Don't treat your employees equally!

People are company's most important resources. However, it doesn't mean that they should be treated equally. If you want to retain the best talent, then start treating people differently based on their performance.


Statistics has shown that great software engineers could be 10 times more efficient than an average software engineer. It might be hard for you to pay a great software engineer 10 times as much than an average software engineer, but at least the great software engineer should be paid much more than the average one. Otherwise, don't be surprised when your best people start to walk out of the door.


Pay unfairly, and have a wide variation in pay that reflects the power law distribution of performance.

It is okay to pay two people in the same job completely different amounts. Payment could be done in paid in made in different ways. For startups that lack the financial resources could give out stock options instead. Payment could be given out in non financial forms such as recognitions, celebrations and promotions. Different methodologies are possible, as long as it creates an incentive for employees to stay hungry and ambitious enough to keep striving for big impact.

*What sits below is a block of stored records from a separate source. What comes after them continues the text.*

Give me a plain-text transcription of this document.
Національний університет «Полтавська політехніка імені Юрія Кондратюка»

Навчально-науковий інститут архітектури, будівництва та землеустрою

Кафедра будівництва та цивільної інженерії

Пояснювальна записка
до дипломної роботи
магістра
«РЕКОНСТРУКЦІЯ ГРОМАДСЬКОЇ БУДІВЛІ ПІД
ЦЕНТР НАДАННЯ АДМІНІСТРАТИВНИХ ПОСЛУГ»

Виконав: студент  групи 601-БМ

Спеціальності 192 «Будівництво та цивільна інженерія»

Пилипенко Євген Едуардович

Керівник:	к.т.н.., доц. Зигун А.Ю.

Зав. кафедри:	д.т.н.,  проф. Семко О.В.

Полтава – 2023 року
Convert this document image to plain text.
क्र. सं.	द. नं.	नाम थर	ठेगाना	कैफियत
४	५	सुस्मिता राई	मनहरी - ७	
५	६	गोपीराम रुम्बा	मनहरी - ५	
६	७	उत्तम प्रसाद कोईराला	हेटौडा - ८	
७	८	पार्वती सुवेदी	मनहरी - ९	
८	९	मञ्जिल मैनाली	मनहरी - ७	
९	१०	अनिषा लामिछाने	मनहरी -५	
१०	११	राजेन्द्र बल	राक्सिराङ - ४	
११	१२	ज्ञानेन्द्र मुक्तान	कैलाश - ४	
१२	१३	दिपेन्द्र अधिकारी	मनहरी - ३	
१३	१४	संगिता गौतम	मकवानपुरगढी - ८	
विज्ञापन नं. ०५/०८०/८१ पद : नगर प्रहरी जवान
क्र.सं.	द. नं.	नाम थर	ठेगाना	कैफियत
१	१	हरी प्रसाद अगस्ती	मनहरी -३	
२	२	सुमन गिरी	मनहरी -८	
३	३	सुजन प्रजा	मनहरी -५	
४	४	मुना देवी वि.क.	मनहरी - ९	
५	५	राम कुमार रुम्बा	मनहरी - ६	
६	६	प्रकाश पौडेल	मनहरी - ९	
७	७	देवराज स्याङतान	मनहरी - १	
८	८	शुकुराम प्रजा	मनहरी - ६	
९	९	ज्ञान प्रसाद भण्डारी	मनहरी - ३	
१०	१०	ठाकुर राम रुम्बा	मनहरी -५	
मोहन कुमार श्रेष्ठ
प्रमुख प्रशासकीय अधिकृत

Pay your people based on their performances and not on their seniority. I had known one company that give up stock options that is worth millions of dollars to the senior executives, roughly about 0.3 percent of the workforce at the company, and grant a few thousand dollars to the junior executives, roughly about 1 percent of the workforce, and grant nothing the the other 98.7% of the employees. Yes, senior employees tend to start higher in terms of payment when compared to the Junior levels. However, this doesn't mean that in the long term they should be paid more.


At one of the company that I have been with, we gave out our rewards based on the performance of the person and at the same time how long the person has been with the company. In my opinion, I disagree with the part on the reward based on the duration at the company. The person could be at the company for 10 years and if he has continuously displayed poor performance, then this person should be rewarded much less than a person that has been at the company for only 1 year but contributed greatly. If the senior person is dissatisfied, then let it be, let him walk out of the door. Its much better than having your top performers walk out of the door.


Pay unfairly: Your best people are better than you think, and worth more than you pay them.

On the market, we most often set rules about how much a certain position within the company could be made. Typically, companies allow salaries to vary from market by plus of minus 20 percent. With the best people perhaps 30 percent above market. An average performer might get 2-3 percent salary increase each year and an exceptional performer might get 5-10 percent, depending on the company. Therefore, if you are an exceptional performer, you will get a series of big increase at first. However, as time goes on, your increase will get slower and eventually stop as you approach the upper boundary of the permissible salary range. What would you do as an exceptional performer?


This payment system is broken. However, most companies manage pay like this to control costs. They think that the range of performance for a similar position is somewhat narrow, but in reality this is wrong. In today's society where information is much more prevalent and accessible. The mobility of the people have increased dramatically. The best people are much more discoverable. As result, be able to find a place where their true value are appreciated.